Another point is that northern latitudes lack consistent solar and require molecular storage, while sunny regions can rely on batteries. Many parts of the world do not experience prolonged low wind and low solar periods. Equatorial regions have limited seasonal variation in solar. Regions with strong hydro resources already have seasonal storage embedded in reservoirs. Even within Europe, southern countries have different weather correlations than northwestern Europe. Designing a global hydrogen energy backbone around the most challenging weather pattern in one region does not make economic sense for the rest of the world. Europe’s decarbonization challenge should not be exported to Africa, slow their decarbonization of their economies.
Hydrogen does have a role. Ammonia production requires hydrogen. Biofuel processing and upgrading pathways can require hydrogen inputs. Some industrial processes need hydrogen as a feedstock. These uses justify electrolyzers where alternatives do not exist, but not necessarily in Europe. Treating hydrogen as a bulk energy storage medium for the power sector extends it beyond those roles and assigns it to a task where it is neither the most efficient nor the most capital efficient option.

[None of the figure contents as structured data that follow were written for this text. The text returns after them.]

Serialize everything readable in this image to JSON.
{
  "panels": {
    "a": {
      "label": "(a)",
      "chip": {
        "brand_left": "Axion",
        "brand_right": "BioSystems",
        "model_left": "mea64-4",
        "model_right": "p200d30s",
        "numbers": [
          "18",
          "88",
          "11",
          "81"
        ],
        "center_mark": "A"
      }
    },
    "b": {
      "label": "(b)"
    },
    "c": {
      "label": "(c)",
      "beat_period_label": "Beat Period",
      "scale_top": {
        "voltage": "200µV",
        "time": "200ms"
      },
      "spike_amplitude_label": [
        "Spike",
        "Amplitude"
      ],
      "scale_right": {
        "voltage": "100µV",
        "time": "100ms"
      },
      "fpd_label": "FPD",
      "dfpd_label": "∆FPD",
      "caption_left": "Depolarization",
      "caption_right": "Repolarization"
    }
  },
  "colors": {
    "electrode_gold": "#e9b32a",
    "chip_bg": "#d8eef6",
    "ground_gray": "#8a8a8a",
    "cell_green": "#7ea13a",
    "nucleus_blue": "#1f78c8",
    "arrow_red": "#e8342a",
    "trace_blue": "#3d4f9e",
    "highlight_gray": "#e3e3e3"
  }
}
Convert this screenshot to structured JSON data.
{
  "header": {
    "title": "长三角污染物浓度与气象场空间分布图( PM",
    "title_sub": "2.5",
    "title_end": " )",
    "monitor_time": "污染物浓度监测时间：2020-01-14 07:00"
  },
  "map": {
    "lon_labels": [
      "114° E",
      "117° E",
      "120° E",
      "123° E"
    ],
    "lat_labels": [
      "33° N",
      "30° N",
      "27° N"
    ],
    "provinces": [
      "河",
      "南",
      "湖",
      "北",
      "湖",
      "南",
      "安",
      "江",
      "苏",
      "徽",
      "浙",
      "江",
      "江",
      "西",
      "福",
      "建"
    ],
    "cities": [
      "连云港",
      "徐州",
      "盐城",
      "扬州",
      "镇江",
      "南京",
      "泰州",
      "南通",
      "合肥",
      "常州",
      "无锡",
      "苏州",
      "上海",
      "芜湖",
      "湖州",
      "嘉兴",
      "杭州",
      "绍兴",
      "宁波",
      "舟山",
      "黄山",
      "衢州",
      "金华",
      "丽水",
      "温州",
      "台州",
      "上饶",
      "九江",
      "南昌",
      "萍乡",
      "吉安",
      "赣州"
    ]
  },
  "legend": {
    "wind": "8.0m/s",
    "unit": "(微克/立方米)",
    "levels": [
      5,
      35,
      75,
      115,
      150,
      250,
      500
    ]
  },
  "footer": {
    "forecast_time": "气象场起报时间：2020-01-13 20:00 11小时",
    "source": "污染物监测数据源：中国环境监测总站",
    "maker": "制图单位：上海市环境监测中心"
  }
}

The recurring question about long duration storage assumes that one technology must fill a single gap. In practice, reliability emerges from layering solutions. Batteries handle seconds to hours. Pumped hydro and flow batteries handle hours to a day. Interconnection, demand flexibility, and modest overbuild handle multi day variability. Seasonal thermal storage reduces winter peaks. Existing gas assets running on declining volumes of biomethane handle rare strategic events. When the system boundary is widened and the math is done, hydrogen as a grid scale energy storage backbone is not necessary. It becomes one option among many, and far from the most economically compelling one.